Wilmers’ findings on job turf echo a conclusion that often comes up in academic research on social networks in organisations, Schou says: power within an organisation is often less a function of what’s granted from higher-ups (job titles, seniority) than of an employee’s ability to successfully navigate the organisation’s social networks. In other words, the ability to build relationships with colleagues who might be willing to mentor you, train you and eventually share or delegate key tasks has enormous value.
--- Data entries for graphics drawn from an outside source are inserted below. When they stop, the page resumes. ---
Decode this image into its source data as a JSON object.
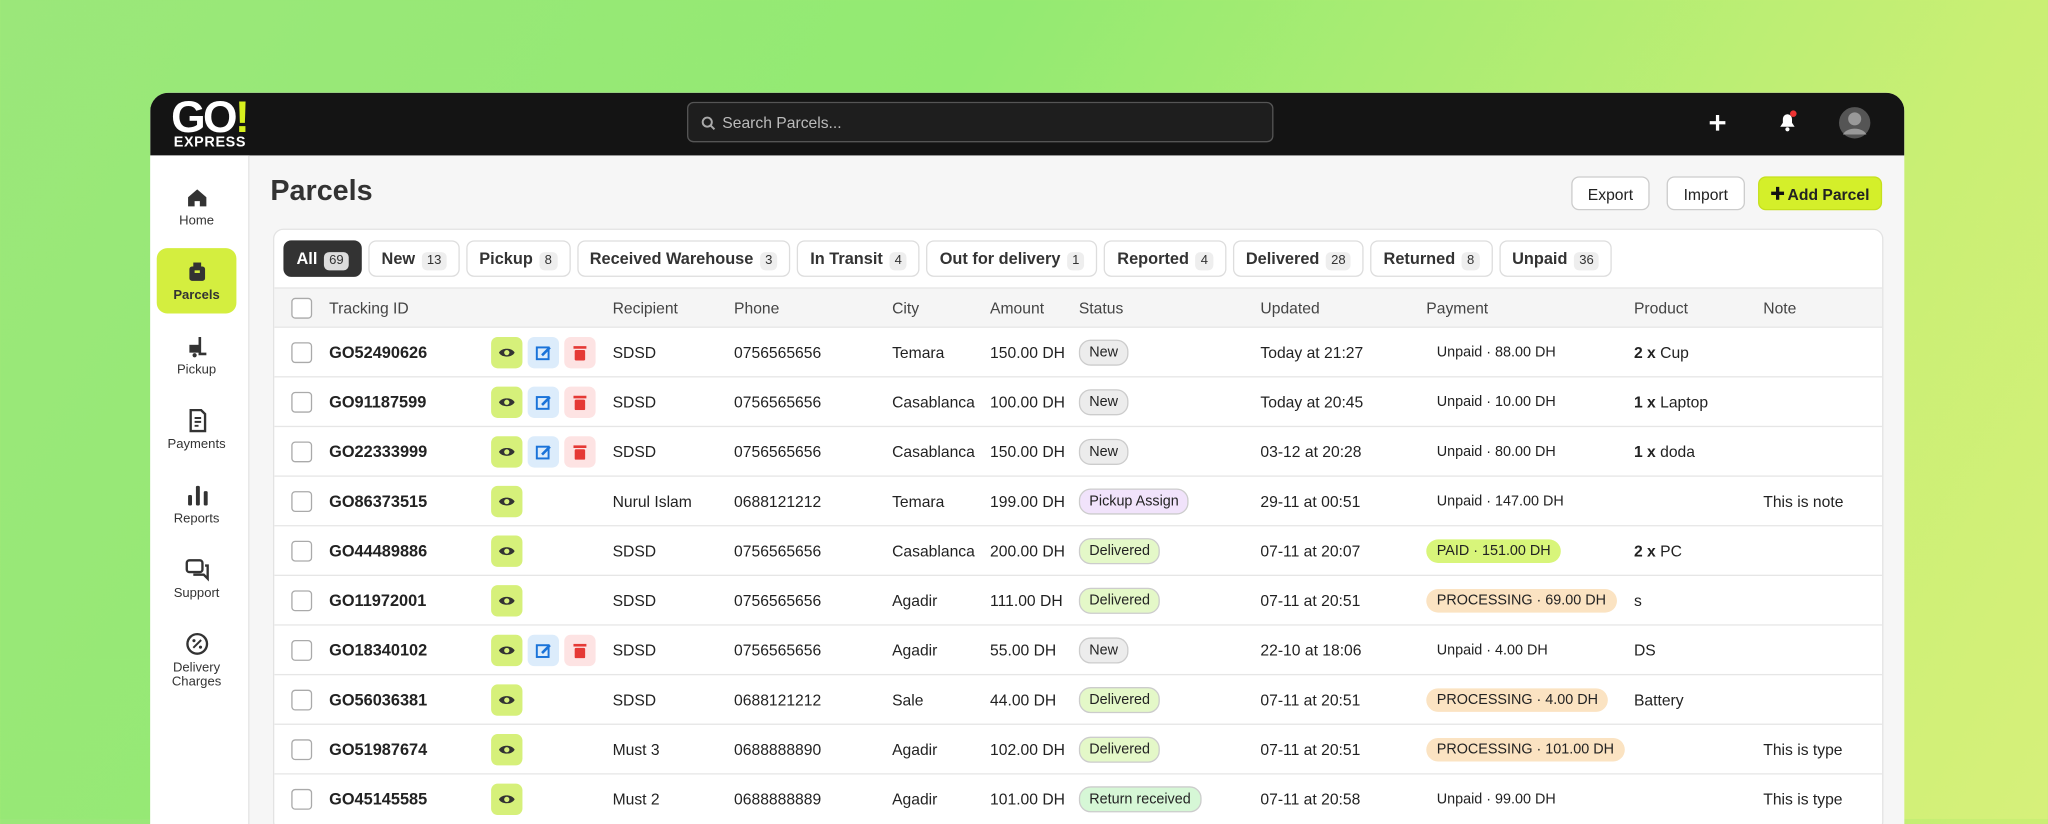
{
  "header": {
    "logo": {
      "main": "GO",
      "mark": "!",
      "sub": "EXPRESS"
    },
    "search_placeholder": "Search Parcels..."
  },
  "sidebar": [
    {
      "label": "Home",
      "active": false
    },
    {
      "label": "Parcels",
      "active": true
    },
    {
      "label": "Pickup",
      "active": false
    },
    {
      "label": "Payments",
      "active": false
    },
    {
      "label": "Reports",
      "active": false
    },
    {
      "label": "Support",
      "active": false
    },
    {
      "label": "Delivery Charges",
      "active": false
    }
  ],
  "page": {
    "title": "Parcels",
    "buttons": {
      "export": "Export",
      "import": "Import",
      "add": "Add Parcel"
    }
  },
  "tabs": [
    {
      "label": "All",
      "count": 69,
      "active": true
    },
    {
      "label": "New",
      "count": 13
    },
    {
      "label": "Pickup",
      "count": 8
    },
    {
      "label": "Received Warehouse",
      "count": 3
    },
    {
      "label": "In Transit",
      "count": 4
    },
    {
      "label": "Out for delivery",
      "count": 1
    },
    {
      "label": "Reported",
      "count": 4
    },
    {
      "label": "Delivered",
      "count": 28
    },
    {
      "label": "Returned",
      "count": 8
    },
    {
      "label": "Unpaid",
      "count": 36
    }
  ],
  "table": {
    "columns": [
      "Tracking ID",
      "Recipient",
      "Phone",
      "City",
      "Amount",
      "Status",
      "Updated",
      "Payment",
      "Product",
      "Note"
    ],
    "rows": [
      {
        "id": "GO52490626",
        "editable": true,
        "recipient": "SDSD",
        "phone": "0756565656",
        "city": "Temara",
        "amount": "150.00 DH",
        "status": {
          "label": "New",
          "color": "#ececec"
        },
        "updated": "Today at 21:27",
        "payment": {
          "label": "Unpaid · 88.00 DH",
          "color": "#ffffff"
        },
        "product": {
          "qty": "2 x",
          "name": "Cup"
        },
        "note": null
      },
      {
        "id": "GO91187599",
        "editable": true,
        "recipient": "SDSD",
        "phone": "0756565656",
        "city": "Casablanca",
        "amount": "100.00 DH",
        "status": {
          "label": "New",
          "color": "#ececec"
        },
        "updated": "Today at 20:45",
        "payment": {
          "label": "Unpaid · 10.00 DH",
          "color": "#ffffff"
        },
        "product": {
          "qty": "1 x",
          "name": "Laptop"
        },
        "note": null
      },
      {
        "id": "GO22333999",
        "editable": true,
        "recipient": "SDSD",
        "phone": "0756565656",
        "city": "Casablanca",
        "amount": "150.00 DH",
        "status": {
          "label": "New",
          "color": "#ececec"
        },
        "updated": "03-12 at 20:28",
        "payment": {
          "label": "Unpaid · 80.00 DH",
          "color": "#ffffff"
        },
        "product": {
          "qty": "1 x",
          "name": "doda"
        },
        "note": null
      },
      {
        "id": "GO86373515",
        "editable": false,
        "recipient": "Nurul Islam",
        "phone": "0688121212",
        "city": "Temara",
        "amount": "199.00 DH",
        "status": {
          "label": "Pickup Assign",
          "color": "#f1e3fb"
        },
        "updated": "29-11 at 00:51",
        "payment": {
          "label": "Unpaid · 147.00 DH",
          "color": "#ffffff"
        },
        "product": null,
        "note": "This is note"
      },
      {
        "id": "GO44489886",
        "editable": false,
        "recipient": "SDSD",
        "phone": "0756565656",
        "city": "Casablanca",
        "amount": "200.00 DH",
        "status": {
          "label": "Delivered",
          "color": "#e4f8c8"
        },
        "updated": "07-11 at 20:07",
        "payment": {
          "label": "PAID · 151.00 DH",
          "color": "#d8f57a"
        },
        "product": {
          "qty": "2 x",
          "name": "PC"
        },
        "note": null
      },
      {
        "id": "GO11972001",
        "editable": false,
        "recipient": "SDSD",
        "phone": "0756565656",
        "city": "Agadir",
        "amount": "111.00 DH",
        "status": {
          "label": "Delivered",
          "color": "#e4f8c8"
        },
        "updated": "07-11 at 20:51",
        "payment": {
          "label": "PROCESSING · 69.00 DH",
          "color": "#fbe3c2"
        },
        "product": {
          "qty": null,
          "name": "s"
        },
        "note": null
      },
      {
        "id": "GO18340102",
        "editable": true,
        "recipient": "SDSD",
        "phone": "0756565656",
        "city": "Agadir",
        "amount": "55.00 DH",
        "status": {
          "label": "New",
          "color": "#ececec"
        },
        "updated": "22-10 at 18:06",
        "payment": {
          "label": "Unpaid · 4.00 DH",
          "color": "#ffffff"
        },
        "product": {
          "qty": null,
          "name": "DS"
        },
        "note": null
      },
      {
        "id": "GO56036381",
        "editable": false,
        "recipient": "SDSD",
        "phone": "0688121212",
        "city": "Sale",
        "amount": "44.00 DH",
        "status": {
          "label": "Delivered",
          "color": "#e4f8c8"
        },
        "updated": "07-11 at 20:51",
        "payment": {
          "label": "PROCESSING · 4.00 DH",
          "color": "#fbe3c2"
        },
        "product": {
          "qty": null,
          "name": "Battery"
        },
        "note": null
      },
      {
        "id": "GO51987674",
        "editable": false,
        "recipient": "Must 3",
        "phone": "0688888890",
        "city": "Agadir",
        "amount": "102.00 DH",
        "status": {
          "label": "Delivered",
          "color": "#e4f8c8"
        },
        "updated": "07-11 at 20:51",
        "payment": {
          "label": "PROCESSING · 101.00 DH",
          "color": "#fbe3c2"
        },
        "product": null,
        "note": "This is type"
      },
      {
        "id": "GO45145585",
        "editable": false,
        "recipient": "Must 2",
        "phone": "0688888889",
        "city": "Agadir",
        "amount": "101.00 DH",
        "status": {
          "label": "Return received",
          "color": "#d6f7d6"
        },
        "updated": "07-11 at 20:58",
        "payment": {
          "label": "Unpaid · 99.00 DH",
          "color": "#ffffff"
        },
        "product": null,
        "note": "This is type"
      }
    ]
  }
}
The findings have relevance for people looking to advance their position within a company, but they are also useful to employers seeking to understand how pay disparities develop within certain roles over time.

“Managers could eliminate job turf if they just avoid specialisation and set up jobs for jacks-of-all-trades.  But it's hard to fill jobs that require mastery of many different tasks. So dividing tasks across jobs allows a manager to simplify jobs.  But this also gives some workers – those who end up with job turf – more bargaining power,” Wilmers says. “Paying attention to this dynamic when thinking about how to design jobs and allocate work tasks could help organisations avoid this.”

Trade-offs and inequality

Claiming job turf gives an employee an advantage when it comes to job security, because they become harder to replace with a colleague or new hire. But if an employee’s strength is in their individuality, there may be less incentive to band together with colleagues. “This poses a challenge to typical ideas of solidarity,” says Tom VanHeuvelen, an assistant professor of sociology at the University of Minnesota. “The power of unions is [in] everyone in the same shop collectively demanding a larger bite of the apple.”

There’s a premium for workers who value protecting their own turf more than sharing and collaborating on tasks

Worryingly, it also suggests that there’s a premium for workers who value protecting their own turf more than sharing and collaborating on tasks. 

“Organisations often have to deal with ‘job-turfers’ who may not be particularly good for the organisation but are good at maintaining that turf by leveraging their power. This could be an argument for increasing and distributing job tasks more evenly across an organisation – despite the possibility of higher costs and less competition for jobs,” says Daniel Fisher, a doctoral student in organisational theory at City University of London’s Cass Business School. “The key lesson for organisations is to understand that job specialisation carries with it trade-offs. When organisations specialise job roles, it could exacerbate inequality.”

Former Costco CEO James Sinegal speaks to students in an operations management class at the MIT Sloan School of Management. (Credit: Getty Images)

Claiming your own turf doesn’t have to mean elbowing a colleague out of the way. To find a task that needs helming, talk to your boss or to a senior colleague about what roles they might be willing to delegate, says Alex Cavoulacos, co-founder of the career site The Muse and co-author of The New Rules of Work: The Modern Playbook for Navigating Your Career. “Start by identifying tasks that are falling through the cracks and completing them,” she writes. “Your foresight will be appreciated.”

Perhaps the most effective way to gain job turf is to stay in a job. In Wilmers’ research, the most reliable predictor of an employee’s job turf was their tenure at the organisation.

“The longer you stick around an organisation, the more likely you are to gain job turf,” Wilmers says. “This could be because managers become more likely to assign these workers turf, or because higher tenure workers get a better understanding of how the organisation works and are thereby more effective at establishing turf.”